Fur usually consists of two main layers:
- Down hair (known also as undercoat or ground hair) — the bottom layer. They are wool hairs, usually wavy or curly without straight portions or sharp points; down hairs tend to be shorter, flat, curly, and more numerous than the top layer. Its principal function is thermoregulation; it keeps a layer of dry air next to the skin and repels water, thus providing thermal insulation.
- Guard hair — the top layer is longer, coarser, nearly straight shafts of hair. This protrudes through the down hair layer. The top ends of the guard hairs are visible. This top layer displays the most colour and gloss, including coat patterns adapted to display or camouflage. It is also adapted to shedding water and blocking sunlight, protecting the undercoat and skin from external factors such as rain and ultraviolet radiation. Many animals, such as domestic cats, erect their guard hairs as part of their threat display when agitated.
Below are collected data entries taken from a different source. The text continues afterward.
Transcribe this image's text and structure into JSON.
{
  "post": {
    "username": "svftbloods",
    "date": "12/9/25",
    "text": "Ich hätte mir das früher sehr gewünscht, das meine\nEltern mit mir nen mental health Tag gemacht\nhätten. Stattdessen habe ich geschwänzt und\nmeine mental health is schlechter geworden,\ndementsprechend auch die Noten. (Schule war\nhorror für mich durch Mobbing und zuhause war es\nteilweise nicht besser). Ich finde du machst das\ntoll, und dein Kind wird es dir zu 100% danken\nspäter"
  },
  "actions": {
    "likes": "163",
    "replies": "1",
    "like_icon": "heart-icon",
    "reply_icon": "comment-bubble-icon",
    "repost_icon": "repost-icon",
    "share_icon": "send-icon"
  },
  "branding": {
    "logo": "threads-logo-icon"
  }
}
Many large mammals have little hair, because their body mass radiates proportionately less heat (elephants, rhinoceros, hippopotamus). When elephants lived in arctic conditions they did have fur (woolly mammoths).
Marine mammals usually have little or no fur: the fur would become waterlogged. They have a layer of fat (blubber) underneath their skin. A special case is the naked mole-rat, whose hairlessness is probably an adaptation to their underground life-style.